Graph-store indexes store embeddings directly in the graph database, eliminating the need for separate index infrastructure. This approach is available for Amazon Neptune Analytics, which supports vector storage and similarity search natively.

NeptuneAnalyticsGraphStoreIndex stores entity embeddings as node properties in Neptune Analytics and uses the graph database’s built-in vector search capabilities. This provides a unified storage layer for both graph structure and semantic embeddings.

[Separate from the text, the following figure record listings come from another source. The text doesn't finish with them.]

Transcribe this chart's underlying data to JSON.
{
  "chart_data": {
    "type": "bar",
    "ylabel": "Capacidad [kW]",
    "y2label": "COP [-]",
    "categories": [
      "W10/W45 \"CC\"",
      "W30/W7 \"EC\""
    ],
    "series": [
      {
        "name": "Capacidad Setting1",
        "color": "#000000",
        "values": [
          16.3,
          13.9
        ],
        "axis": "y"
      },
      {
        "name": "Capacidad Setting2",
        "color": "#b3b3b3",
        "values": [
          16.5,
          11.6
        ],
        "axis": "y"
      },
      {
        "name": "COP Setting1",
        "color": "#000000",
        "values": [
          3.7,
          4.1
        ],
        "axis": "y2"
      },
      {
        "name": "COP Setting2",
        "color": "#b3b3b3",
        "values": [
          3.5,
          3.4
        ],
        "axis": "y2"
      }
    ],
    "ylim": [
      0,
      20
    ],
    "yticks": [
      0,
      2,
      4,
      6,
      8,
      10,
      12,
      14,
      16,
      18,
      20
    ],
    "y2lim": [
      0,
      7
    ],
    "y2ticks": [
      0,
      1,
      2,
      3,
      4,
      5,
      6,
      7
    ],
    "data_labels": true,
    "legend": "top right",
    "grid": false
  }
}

Graph-store indexes require:

  • Amazon Neptune Analytics - Graph database with native vector search support
  • Amazon Bedrock - Embedding model for generating vectors
  • Amazon S3 - Storage for embedding data during bulk loading

To use graph-store indexes with Neptune Analytics, you need:

{
"Version": "2012-10-17",
"Statement": [
{
"Effect": "Allow",
"Action": [
"neptune-graph:ReadDataViaQuery",
"neptune-graph:GetGraph"
],
"Resource": "arn:aws:neptune-graph:<region>:<account-id>:graph/<graph-id>"
},
{
"Effect": "Allow",
"Action": [
"bedrock:InvokeModel"
],
"Resource": "arn:aws:bedrock:<region>::foundation-model/*"
},
{
"Effect": "Allow",
"Action": [
"s3:PutObject",
"s3:GetObject"
],
"Resource": "arn:aws:s3:::<bucket-name>/*"
}
]
}

NOTE: Replace <region>, <account-id>, <graph-id>, and <bucket-name> with your specific values.

Configure a Neptune Analytics graph-store index:

from graphrag_toolkit.byokg_rag.graphstore import NeptuneAnalyticsGraphStore
from graphrag_toolkit.byokg_rag.indexing import NeptuneAnalyticsGraphStoreIndex, LangChainEmbedding
from langchain_aws import BedrockEmbeddings
# Set up graph store
graph_store = NeptuneAnalyticsGraphStore(
graph_identifier="<graph-id>",
region="<region>"
)
# Set up embedding model
bedrock_embeddings = BedrockEmbeddings(
model_id="amazon.titan-embed-text-v2:0",
region_name="<region>"
)
embedding = LangChainEmbedding(bedrock_embeddings)
# Create graph-store index
graph_index = NeptuneAnalyticsGraphStoreIndex(
graphstore=graph_store,
embedding=embedding,
distance_type="l2",
embedding_s3_save_path="s3://<bucket-name>/embeddings/"
)
# Query the index
results = graph_index.query("physicist who developed relativity", topk=3)

Parameters:

  • graphstore - NeptuneAnalyticsGraphStore instance
  • embedding - Embedding instance for generating vectors
  • distance_type - Distance metric for similarity (“l2” or “cosine”)
  • embedding_s3_save_path - S3 path for storing embeddings during bulk operations

Choose the appropriate index type based on your requirements:

Index TypeBest ForProsCons
Dense IndexSemantic matching, paraphrases, synonymsCaptures meaning, handles varied wordingRequires embedding model, higher latency
Fuzzy String IndexTypos, abbreviations, exact name variationsFast, no external dependenciesLimited to string similarity, no semantic understanding
Graph Store IndexNeptune Analytics deployments, unified storageNo separate index infrastructure, integrated with graphRequires Neptune Analytics, S3 for bulk loading

Recommendations:

  • Use fuzzy string index as the default for most applications. It provides good performance with minimal setup.
  • Add dense index when queries use varied terminology or when entity labels are inconsistent.
  • Use graph-store index when deploying on Neptune Analytics to simplify infrastructure.
  • Combine multiple indexes for comprehensive coverage. The entity linker can use multiple indexes in sequence.

TIP: Start with fuzzy string matching and add semantic indexes only if you observe poor entity linking performance in testing.